Sam began to laugh. “The Paradox of Discontinuity! Don’t tell me they never taught you that one!”

“They said something about it, but I never paid much attention to a lot of that stuff, Sam.”

“Well, pay attention now. You know what year it was I took that Istanbul trip?”

“No.”

“It was 2056, ’55, someplace back there. And I didn’t meet you until three or four years later — this spring, it was. So the Sam you found in 1559 never saw you before. Discontinuity, see? You were working from a now-time basis of 2059, and I was working from a basis of maybe ’55, and so you were a stranger to me, but I wasn’t a stranger to you. That’s one reason why Couriers aren’t supposed to talk to friends they run into by accident up the line.”

I began to see.

“I begin to see,” I said.

“To me,” said Sam, “you were some dumb fresh kid trying to make trouble, maybe even a Time Patrol fink.
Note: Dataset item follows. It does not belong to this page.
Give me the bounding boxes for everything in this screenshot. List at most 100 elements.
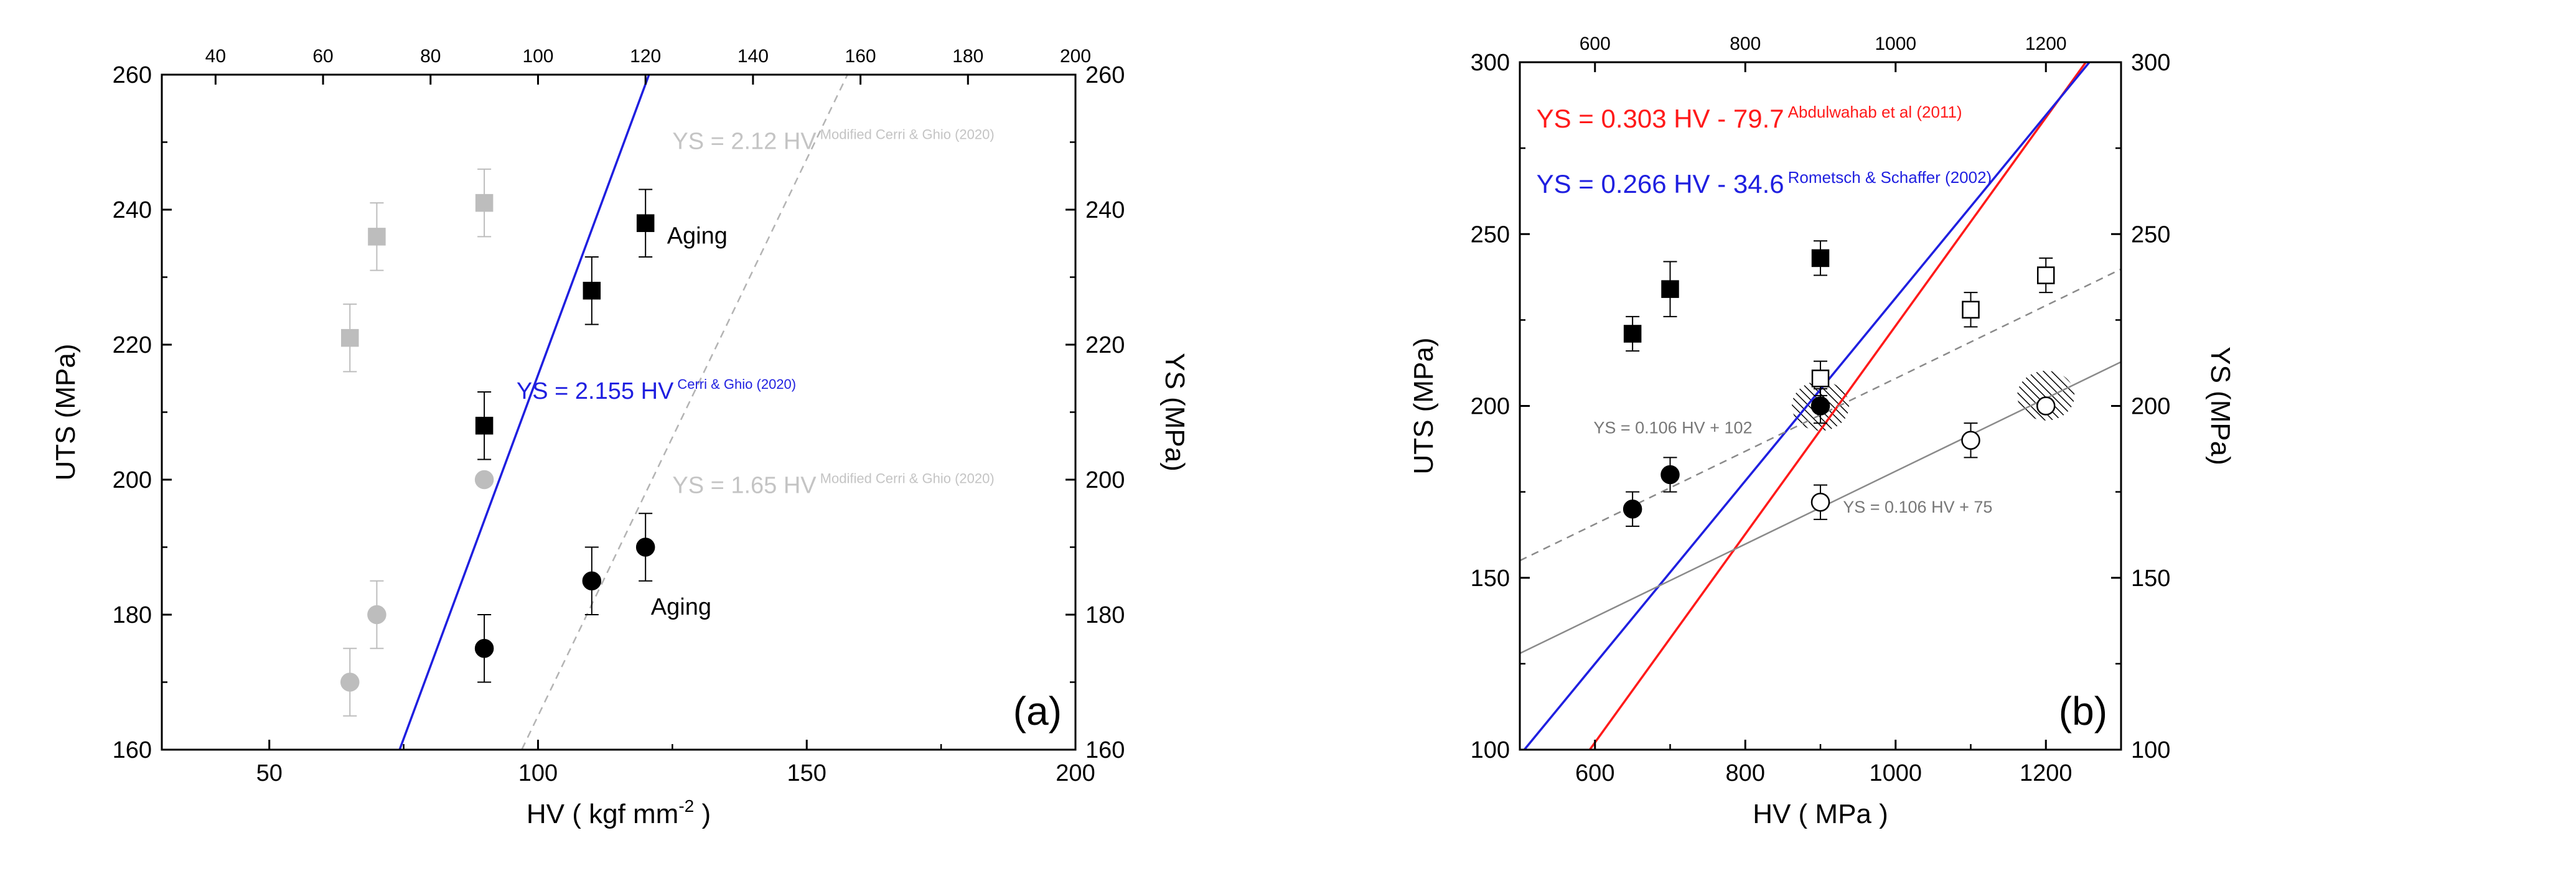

I didn’t know you and I didn’t want anything to do with you. Now that I think about it a little, I remember something like that happening when I was there. Somebody from down the line bothering me in the bazaar. Funny that I never connected him with you, though!”

“I had a fake beard on, up the line.”

“That must have been it. Well, listen, are you all straightened out now?”

“The Paradox of Discontinuity, Sam. Sure.”

“You’ll remember to keep clear of old friends when you’re up the line?”

“You bet. Christ, Sam, you really terrified me with that scimitar!”

“Otherwise, how’s it going?”

“Great,” I said. “It’s really great.”

“Watch those paradoxes, kid,” Sam said, and blew me a kiss.

Much relieved, I stepped out of the booth and went up the line to 1550 to watch them build the mosque of Suleiman the Magnificent.